Neuzulassungen der FDA 2013

Wie in den vergangenen Jahren befasst sich ein Beitrag in der Februar-Ausgabe von Nature Reviews Drug Discovery mit den von der amerikanischen Arzneimittelzulassungsbehörde FDA im Jahr 2013 zugelassenen Arzneimitteln (Mullard, Nat Rev Drug Discov 2014; 13: 85-89; zu dem entsprechenden Bericht für 2012 siehe meinen Beitrag vom 28. Februar 2013).
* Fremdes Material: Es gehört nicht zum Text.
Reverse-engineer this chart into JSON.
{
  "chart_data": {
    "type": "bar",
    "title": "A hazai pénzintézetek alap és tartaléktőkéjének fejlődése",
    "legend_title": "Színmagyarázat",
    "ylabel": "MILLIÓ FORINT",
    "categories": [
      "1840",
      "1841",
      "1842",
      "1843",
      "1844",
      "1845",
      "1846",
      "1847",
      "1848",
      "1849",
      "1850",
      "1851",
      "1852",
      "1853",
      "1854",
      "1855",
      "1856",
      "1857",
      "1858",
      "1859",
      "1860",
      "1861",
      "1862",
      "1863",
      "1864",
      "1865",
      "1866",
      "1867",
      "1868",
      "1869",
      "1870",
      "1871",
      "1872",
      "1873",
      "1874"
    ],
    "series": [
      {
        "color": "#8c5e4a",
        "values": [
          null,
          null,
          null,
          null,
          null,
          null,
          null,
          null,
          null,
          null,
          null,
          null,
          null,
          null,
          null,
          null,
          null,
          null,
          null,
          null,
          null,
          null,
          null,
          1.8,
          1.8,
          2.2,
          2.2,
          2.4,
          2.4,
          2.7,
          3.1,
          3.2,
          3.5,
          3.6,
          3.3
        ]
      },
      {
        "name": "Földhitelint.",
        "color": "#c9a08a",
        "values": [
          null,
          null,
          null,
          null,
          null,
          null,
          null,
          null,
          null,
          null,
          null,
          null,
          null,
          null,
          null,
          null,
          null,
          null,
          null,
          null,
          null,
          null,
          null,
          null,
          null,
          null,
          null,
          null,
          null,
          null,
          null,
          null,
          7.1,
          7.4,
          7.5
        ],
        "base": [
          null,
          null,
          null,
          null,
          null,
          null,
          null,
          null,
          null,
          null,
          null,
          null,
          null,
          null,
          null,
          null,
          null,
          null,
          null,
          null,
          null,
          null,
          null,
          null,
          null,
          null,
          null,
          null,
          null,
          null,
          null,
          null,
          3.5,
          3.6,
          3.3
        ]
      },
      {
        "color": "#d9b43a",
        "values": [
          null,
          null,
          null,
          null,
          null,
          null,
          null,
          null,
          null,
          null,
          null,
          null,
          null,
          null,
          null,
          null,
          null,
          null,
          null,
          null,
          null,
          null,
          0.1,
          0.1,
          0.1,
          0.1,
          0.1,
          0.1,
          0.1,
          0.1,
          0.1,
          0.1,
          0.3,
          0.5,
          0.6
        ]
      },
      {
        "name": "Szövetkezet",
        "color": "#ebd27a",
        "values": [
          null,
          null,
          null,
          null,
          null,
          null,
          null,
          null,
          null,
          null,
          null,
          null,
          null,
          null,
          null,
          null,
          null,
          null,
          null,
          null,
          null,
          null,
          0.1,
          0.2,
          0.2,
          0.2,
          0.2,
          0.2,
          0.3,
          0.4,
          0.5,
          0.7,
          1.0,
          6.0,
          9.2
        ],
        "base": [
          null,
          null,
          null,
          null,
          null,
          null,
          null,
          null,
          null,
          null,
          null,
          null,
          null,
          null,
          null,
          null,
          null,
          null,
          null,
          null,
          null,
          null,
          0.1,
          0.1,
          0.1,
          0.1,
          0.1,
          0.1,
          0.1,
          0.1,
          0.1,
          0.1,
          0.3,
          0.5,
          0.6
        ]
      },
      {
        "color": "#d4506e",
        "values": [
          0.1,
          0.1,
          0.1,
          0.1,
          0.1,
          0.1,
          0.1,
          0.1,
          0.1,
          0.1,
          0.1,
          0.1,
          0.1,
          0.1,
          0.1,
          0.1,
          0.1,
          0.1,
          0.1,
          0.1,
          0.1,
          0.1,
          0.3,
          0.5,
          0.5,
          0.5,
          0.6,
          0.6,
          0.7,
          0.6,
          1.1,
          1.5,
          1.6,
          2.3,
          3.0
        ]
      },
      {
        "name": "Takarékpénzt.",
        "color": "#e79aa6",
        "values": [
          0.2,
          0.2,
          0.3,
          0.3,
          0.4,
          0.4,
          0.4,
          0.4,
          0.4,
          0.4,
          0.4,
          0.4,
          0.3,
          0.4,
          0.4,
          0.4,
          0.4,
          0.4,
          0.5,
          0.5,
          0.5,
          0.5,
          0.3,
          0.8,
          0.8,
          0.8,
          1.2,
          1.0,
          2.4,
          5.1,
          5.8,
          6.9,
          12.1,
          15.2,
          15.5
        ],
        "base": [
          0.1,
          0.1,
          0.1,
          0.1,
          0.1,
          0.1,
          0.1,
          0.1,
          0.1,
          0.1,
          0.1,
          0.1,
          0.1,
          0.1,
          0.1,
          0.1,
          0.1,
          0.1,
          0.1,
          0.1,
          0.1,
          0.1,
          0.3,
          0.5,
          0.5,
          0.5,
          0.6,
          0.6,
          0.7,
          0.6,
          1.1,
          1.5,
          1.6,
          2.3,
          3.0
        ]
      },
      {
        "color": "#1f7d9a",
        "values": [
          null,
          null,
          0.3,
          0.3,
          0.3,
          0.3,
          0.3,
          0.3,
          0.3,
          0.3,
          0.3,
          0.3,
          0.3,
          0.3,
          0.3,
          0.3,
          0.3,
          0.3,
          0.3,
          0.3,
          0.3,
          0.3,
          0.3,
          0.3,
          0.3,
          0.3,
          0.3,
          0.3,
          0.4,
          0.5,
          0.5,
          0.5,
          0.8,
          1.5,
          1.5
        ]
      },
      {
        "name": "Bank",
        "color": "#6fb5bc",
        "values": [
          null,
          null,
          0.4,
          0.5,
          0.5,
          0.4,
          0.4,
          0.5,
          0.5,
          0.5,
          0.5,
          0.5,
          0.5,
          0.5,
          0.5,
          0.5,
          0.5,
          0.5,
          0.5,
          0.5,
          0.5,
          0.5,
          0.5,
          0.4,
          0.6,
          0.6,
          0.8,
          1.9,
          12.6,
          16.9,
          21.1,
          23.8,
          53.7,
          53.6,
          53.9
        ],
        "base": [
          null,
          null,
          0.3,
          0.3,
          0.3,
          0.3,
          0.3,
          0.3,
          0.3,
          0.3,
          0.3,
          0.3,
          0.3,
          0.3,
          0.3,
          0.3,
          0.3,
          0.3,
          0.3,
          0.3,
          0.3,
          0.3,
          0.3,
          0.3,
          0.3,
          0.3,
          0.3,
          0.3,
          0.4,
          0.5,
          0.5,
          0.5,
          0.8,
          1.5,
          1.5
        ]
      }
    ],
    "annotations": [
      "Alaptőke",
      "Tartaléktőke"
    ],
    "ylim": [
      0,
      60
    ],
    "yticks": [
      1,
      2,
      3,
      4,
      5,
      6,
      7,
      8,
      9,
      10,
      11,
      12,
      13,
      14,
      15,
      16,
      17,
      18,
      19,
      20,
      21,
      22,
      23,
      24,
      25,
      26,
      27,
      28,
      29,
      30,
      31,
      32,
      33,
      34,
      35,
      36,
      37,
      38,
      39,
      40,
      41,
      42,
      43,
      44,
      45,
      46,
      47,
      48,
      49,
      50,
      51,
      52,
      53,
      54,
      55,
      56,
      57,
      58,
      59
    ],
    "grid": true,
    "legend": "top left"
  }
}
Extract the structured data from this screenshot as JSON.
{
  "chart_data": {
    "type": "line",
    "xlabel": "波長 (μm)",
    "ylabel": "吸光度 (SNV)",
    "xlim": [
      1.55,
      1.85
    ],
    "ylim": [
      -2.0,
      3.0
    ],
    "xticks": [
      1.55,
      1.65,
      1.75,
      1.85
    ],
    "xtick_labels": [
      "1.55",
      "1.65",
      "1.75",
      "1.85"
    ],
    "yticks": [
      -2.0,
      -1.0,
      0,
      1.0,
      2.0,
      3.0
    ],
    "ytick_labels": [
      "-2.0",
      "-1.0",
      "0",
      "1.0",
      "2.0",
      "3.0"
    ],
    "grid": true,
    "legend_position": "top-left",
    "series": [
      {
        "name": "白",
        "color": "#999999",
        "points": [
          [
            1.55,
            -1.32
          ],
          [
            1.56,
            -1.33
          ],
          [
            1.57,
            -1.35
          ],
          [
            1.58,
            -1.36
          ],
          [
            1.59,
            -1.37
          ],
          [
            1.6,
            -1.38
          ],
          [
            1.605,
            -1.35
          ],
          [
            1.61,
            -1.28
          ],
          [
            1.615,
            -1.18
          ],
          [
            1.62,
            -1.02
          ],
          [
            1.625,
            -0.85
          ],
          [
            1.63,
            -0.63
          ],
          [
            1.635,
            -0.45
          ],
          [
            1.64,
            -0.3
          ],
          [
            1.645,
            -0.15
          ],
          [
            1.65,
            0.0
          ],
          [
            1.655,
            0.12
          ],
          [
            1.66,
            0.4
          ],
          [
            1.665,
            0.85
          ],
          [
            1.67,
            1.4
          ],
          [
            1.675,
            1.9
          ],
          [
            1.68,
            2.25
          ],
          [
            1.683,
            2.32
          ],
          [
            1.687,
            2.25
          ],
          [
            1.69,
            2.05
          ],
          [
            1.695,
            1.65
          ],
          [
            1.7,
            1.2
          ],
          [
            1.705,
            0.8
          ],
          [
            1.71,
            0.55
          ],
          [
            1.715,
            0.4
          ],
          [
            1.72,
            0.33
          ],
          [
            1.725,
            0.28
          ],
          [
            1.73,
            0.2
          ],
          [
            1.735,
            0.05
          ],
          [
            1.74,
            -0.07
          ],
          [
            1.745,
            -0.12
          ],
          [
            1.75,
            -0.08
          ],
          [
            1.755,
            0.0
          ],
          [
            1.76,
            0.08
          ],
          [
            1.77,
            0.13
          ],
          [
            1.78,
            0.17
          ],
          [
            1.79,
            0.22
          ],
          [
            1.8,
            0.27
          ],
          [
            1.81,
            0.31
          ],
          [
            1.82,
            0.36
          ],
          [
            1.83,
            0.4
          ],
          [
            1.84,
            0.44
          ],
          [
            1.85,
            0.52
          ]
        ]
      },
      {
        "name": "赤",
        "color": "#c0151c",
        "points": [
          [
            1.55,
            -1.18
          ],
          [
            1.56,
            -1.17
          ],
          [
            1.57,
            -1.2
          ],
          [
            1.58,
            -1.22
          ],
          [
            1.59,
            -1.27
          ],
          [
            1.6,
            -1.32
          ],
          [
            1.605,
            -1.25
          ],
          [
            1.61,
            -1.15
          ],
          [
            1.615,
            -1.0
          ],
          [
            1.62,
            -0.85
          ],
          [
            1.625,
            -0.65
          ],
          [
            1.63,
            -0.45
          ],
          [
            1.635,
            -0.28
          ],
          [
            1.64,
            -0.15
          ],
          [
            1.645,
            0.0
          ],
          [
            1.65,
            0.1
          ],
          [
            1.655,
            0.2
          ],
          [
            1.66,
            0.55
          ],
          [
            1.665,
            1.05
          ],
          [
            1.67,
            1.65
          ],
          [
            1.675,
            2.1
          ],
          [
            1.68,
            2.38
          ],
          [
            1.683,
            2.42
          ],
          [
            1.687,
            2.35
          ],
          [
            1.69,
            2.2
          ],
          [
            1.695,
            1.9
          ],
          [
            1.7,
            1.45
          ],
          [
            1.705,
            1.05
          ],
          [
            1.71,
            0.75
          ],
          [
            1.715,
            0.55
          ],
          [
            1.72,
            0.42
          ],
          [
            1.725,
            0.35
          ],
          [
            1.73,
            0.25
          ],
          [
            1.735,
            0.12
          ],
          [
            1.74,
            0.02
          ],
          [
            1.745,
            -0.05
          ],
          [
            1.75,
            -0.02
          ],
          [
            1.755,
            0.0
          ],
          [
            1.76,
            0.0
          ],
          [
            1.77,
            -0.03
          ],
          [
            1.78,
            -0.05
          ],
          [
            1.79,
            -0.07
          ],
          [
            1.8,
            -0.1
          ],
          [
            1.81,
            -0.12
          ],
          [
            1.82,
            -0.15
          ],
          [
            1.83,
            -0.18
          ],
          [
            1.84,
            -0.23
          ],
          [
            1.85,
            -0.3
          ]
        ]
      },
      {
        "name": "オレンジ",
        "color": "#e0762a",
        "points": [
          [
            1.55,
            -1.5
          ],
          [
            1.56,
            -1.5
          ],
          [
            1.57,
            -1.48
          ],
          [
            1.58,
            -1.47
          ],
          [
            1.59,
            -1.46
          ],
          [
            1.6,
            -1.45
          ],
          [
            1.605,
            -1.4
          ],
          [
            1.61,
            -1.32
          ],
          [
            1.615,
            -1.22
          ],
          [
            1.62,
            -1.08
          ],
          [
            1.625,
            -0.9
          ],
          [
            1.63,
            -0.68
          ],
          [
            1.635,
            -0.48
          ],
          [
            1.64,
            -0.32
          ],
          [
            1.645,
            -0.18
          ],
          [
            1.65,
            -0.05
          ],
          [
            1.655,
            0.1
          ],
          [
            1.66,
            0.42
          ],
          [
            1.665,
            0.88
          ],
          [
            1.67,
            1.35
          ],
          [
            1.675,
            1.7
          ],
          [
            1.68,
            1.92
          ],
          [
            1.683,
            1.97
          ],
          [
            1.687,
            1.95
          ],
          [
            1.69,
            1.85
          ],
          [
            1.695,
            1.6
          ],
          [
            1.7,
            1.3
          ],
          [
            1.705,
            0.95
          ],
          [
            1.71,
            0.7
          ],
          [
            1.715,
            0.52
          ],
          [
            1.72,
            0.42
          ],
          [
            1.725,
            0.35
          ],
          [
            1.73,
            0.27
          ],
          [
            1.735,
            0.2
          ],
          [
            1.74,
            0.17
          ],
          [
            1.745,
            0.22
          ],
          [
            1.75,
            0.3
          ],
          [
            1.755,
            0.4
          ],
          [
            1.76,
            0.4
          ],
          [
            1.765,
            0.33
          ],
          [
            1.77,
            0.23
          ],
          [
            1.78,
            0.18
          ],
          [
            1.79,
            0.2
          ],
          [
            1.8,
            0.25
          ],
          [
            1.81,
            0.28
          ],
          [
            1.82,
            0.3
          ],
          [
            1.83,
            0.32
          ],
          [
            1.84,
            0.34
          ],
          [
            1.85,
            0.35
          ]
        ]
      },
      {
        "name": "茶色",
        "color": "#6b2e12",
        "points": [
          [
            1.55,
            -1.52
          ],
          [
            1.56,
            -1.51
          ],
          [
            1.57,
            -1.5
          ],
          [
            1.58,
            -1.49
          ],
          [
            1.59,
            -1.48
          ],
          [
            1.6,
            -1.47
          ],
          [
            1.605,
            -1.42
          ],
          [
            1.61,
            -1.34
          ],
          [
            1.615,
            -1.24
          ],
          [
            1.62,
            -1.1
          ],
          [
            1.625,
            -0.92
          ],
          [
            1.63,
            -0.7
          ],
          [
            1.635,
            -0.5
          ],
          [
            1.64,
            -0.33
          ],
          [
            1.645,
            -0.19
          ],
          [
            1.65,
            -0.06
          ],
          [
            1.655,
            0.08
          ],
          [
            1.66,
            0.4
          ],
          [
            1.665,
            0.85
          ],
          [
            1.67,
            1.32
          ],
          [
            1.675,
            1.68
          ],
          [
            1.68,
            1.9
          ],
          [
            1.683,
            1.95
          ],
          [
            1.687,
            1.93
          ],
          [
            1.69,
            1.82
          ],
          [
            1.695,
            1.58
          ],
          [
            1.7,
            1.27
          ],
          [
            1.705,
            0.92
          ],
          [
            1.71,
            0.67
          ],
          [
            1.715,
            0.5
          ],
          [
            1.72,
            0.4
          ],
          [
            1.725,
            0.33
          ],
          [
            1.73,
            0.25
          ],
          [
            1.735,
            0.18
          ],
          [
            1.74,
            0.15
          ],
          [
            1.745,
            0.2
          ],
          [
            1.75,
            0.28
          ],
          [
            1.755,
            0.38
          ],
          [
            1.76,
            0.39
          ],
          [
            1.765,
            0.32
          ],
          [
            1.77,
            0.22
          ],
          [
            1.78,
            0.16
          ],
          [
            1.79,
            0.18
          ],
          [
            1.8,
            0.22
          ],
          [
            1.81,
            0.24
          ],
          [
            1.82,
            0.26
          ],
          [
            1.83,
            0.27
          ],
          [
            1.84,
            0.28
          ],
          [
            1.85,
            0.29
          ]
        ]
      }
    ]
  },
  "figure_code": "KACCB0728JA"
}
Die FDA hat in 2013 27 neue Arzneimittel zugelassen. Das ist zwar ein Abfall um 31% gegenüber dem Vorjahr (39 Neuzulassungen in 2012), entspricht aber dem Durchschnitt seit 2003 (26 Neuzulassungen pro Jahr). Den größten Anteil unter den Neuzulassungen machen erneut Medikamente aus der Onkologie (30%) aus, gefolgt von Substanzen für metabolische oder endokrine Erkrankungen (11%). Es gab zwei Zulassungen für neurologische Erkrankungen (7%) und eine einzige (4%) für ein Psychopharmakon. Bei diesem handelt es sich um Vortioxetin (Brintellix®), über das ich hier bereits mehrfach berichtete (siehe meine Posts vom 3. Oktober 2013 und vom 15. Januar 2014). Vortioxetin wurde auch von der EMA zugelassen, mit dem Markteintritt in der EU ist in Kürze zu rechnen.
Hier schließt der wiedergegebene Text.